To examine whether miR-133a directly regulated the osteogenic differentiation of hBMSCs, miR-133a was overexpressed in hBMSCs via transfection with a lentiviral vector. Compared with cells transfected with the miR-negative control, hBMSCs transfected with miR-133a expressed significantly greater levels of miR-133a, as demonstrated by RT-qPCR (P<0.05; Fig. 4A). To investigate the effect of miR-133a overexpression, the mRNA expression levels of ALP, OCN and Runx2, ALP activity, OCN secretion, and Runx2 protein expression levels were measured in miR-133a-overexpressing hBMSCs incubated with osteogenic induction medium for 7 days. mRNA expression levels of ALP (P>0.05; Fig. 4B), OCN (P>0.05; Fig. 4C) and Runx2 (P<0.05; Fig. 4D) were decreased in miR-133a-overexpressing cells compared with control cells, as were ALP activity (P<0.05; Fig. 4E), OCN secretion (P<0.05; Fig. 4F), ALP staining (Fig. 4G) and Runx2 protein expression levels (P<0.05; Fig. 4H and I), indicating that miR-133a overexpression inhibited the osteogenic differentiation of hBMSCs.

The effect of VK₂ treatment on miR-133a-overexpressing cells was additionally determined. After 7 days of osteogenic induction, VK₂ treatment significantly downregulated miR-133a expression levels in miR-133a-overexpressing hBMSCs (P<0.05; Fig. 4A); the mRNA expression levels of ALP (Fig. 4B), OCN (Fig. 4C) and Runx2 (Fig. 4D) were upregulated by VK₂ treatment. Furthermore, greater ALP activity (Fig. 4E) and increased supernatant OCN concentrations (Fig. 4F), ALP-positive cells (Fig. 4G) and Runx2 protein expression levels (Fig. 4H and I) were detected in VK₂-treated miR-133a-overexpressed cells compared with control cells.

VKORC1 is a key protein involved in the VK cycle, where VK₂ functions to promote the γ-carboxylation of OCN during bone metabolism. The results of a previous (15) and the present study demonstrated that miR-133a expression levels are inversely correlated with VKORC1 mRNA expression levels. To investigate whether VK₂ affects the expression of VKORC1 via miR-133a, osteogenic induction of hBMSCs was performed for 1 week in the absence or presence of gradient concentrations of VK₂, and VKORC1 mRNA expression levels were detected by RT-qPCR. VKORC1 mRNA expression levels were significantly upregulated by VK₂ (P<0.05), particularly at a concentration of 10⁻⁵ M, where levels were 22-fold of those of the control (Fig. 5A).

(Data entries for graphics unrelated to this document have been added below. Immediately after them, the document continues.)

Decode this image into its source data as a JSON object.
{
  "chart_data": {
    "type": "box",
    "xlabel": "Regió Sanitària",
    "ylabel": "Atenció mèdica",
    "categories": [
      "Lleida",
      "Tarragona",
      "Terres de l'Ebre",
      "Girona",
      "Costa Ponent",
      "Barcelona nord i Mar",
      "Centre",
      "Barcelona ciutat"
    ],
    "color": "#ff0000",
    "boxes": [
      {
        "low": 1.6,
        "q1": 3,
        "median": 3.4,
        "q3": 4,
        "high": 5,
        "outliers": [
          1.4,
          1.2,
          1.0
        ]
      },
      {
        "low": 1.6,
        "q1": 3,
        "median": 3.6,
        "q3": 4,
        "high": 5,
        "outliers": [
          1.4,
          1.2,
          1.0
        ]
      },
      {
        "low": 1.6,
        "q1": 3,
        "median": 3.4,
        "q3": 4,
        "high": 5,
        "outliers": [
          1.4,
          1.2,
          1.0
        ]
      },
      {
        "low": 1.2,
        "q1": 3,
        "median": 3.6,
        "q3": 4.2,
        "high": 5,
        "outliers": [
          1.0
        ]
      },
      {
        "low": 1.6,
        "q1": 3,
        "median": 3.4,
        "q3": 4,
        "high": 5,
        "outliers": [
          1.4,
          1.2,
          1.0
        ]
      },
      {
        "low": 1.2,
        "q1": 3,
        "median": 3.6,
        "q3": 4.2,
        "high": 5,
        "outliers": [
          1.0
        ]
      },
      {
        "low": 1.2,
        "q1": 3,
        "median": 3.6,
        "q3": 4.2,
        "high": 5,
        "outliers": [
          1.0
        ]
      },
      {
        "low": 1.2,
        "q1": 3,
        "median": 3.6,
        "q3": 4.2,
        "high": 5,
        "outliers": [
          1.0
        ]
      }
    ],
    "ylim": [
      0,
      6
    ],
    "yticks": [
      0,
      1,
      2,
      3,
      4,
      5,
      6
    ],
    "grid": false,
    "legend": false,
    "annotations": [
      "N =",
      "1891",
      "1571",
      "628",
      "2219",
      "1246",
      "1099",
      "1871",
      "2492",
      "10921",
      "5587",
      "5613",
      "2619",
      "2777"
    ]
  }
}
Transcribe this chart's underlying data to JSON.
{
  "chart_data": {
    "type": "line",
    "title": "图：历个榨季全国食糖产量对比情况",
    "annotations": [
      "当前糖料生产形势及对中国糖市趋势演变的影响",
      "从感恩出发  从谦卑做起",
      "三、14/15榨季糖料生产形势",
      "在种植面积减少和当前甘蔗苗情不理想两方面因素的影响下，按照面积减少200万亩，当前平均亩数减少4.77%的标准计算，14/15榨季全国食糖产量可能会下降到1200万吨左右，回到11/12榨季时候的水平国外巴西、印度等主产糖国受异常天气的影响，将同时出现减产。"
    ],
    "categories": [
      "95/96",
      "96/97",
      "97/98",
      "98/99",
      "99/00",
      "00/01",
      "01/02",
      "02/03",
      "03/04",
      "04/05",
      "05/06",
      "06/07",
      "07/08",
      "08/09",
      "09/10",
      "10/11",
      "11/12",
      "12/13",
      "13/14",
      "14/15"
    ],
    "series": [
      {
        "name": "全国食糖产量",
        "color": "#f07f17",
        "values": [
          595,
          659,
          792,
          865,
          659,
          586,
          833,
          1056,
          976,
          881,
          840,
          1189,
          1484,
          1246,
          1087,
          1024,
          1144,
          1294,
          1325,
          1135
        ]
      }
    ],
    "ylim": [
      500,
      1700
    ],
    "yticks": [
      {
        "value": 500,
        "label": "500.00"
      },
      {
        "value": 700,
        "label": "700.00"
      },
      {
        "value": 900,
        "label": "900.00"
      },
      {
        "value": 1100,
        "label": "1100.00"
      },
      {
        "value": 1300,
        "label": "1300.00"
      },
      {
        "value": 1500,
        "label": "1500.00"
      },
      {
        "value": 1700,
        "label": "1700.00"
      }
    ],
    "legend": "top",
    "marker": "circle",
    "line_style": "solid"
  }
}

An inverse correlation between miR-133a and VKORC1 was demonstrated, even in the presence of VK₂. In addition, VKORC1 mRNA expression levels were downregulated in miR-133a-overexpressing cells compared with miR-negative control cells (P<0.05), and VK₂ significantly increased VKORC1 mRNA expression levels in miR-133a-overexpressing hBMSCs (P<0.05; Fig. 5B), which further demonstrated that VK₂ positively regulated VKORC1 by downregulating miR-133a expression.